Bon, d’accord. C’est à moitié vrai… Mais la photographie fait partie de moi de façon presque génétique. Mes grands-parents étaient photographes. L’outil de travail de mon grand-père était une énorme chambre photographique, posée sur un trépied dans son atelier. Il me demandait de ne pas bouger, se couvrait la tête d’un drap noir, et pendant un instant, un secret se créait entre le photographe et son outil, loin des regards non-avisés.
Quand il enlevait le drap, la magie disparaissait: il était de nouveau mon grand-père, souriant, mais dans ses yeux pétillait encore un quelque chose indéfinissable.
C’est ce regard-là que j’ai envie de vivre et revivre à travers cette aventure qui s’ouvre à moi. Je vous invite à en faire partie et à créer – pas à travers un énorme argentique vétu en noir (peut-être malheureusement?) – de souvenirs sincers et pleins de magie.
L’étape d’après était d’extraire la plaque argentique de l’appareil, monter les 2 étages jusqu’à la petite chambre noire où seulement une petite ampoule rouge permettait d’entrevoir les bacs à « eau »: les bains qui faisaient apparaitre, très lentement, d’abord les contours d’une image, et puis les détails, jusqu’à retrouver …moi, assise sur le tabouret de l’atelier.

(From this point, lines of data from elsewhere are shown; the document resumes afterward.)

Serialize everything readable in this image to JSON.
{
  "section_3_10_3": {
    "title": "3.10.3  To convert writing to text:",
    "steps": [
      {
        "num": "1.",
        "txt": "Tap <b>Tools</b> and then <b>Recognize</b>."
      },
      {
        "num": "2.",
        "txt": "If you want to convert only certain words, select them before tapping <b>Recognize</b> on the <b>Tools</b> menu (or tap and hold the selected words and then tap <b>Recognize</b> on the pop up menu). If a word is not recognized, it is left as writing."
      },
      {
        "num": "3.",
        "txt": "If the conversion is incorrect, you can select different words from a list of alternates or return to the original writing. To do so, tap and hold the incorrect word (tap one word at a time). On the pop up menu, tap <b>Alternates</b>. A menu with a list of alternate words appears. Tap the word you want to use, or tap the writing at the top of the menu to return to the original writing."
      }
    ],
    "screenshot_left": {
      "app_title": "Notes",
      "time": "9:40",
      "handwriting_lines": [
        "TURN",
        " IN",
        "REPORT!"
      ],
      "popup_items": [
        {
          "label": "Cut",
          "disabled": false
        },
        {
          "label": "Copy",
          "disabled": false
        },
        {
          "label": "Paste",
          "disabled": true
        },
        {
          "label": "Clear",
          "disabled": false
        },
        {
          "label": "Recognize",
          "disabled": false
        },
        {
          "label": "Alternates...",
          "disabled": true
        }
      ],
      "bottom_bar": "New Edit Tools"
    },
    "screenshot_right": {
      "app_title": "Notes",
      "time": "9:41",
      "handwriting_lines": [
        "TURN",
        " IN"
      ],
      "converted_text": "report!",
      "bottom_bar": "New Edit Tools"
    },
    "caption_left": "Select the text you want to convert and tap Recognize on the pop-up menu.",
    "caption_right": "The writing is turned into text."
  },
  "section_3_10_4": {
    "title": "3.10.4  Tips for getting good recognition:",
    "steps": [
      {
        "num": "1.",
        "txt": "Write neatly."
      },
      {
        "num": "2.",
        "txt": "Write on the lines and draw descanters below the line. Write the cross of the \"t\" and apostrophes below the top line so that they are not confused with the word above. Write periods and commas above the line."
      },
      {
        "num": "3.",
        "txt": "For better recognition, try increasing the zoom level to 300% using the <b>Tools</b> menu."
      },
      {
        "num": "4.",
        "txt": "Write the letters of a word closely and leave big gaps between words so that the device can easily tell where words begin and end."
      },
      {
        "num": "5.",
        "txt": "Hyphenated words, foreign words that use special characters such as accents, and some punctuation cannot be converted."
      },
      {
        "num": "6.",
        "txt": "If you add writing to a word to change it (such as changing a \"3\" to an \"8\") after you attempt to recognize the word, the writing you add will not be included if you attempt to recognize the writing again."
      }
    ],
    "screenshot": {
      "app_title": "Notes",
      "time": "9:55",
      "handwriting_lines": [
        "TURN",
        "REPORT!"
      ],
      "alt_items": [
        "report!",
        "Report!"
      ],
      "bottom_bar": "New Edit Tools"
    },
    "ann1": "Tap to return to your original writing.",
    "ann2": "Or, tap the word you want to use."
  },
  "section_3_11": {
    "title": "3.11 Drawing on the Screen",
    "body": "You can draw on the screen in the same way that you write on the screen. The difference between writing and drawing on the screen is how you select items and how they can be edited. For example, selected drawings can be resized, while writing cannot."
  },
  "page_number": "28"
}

Et si le résultat n’était pas parfait, des crayons en bois permettaient de le corriger. Un travail délicat et plein d’attention.
Un travail qui n’existe surement plus, mais dont l’esprit me guide même aujourd’hui dans ma quête: proposer une photographie authentique, naturelle, sincère, et qui raconte une histoire, la vôtre — sans artifices.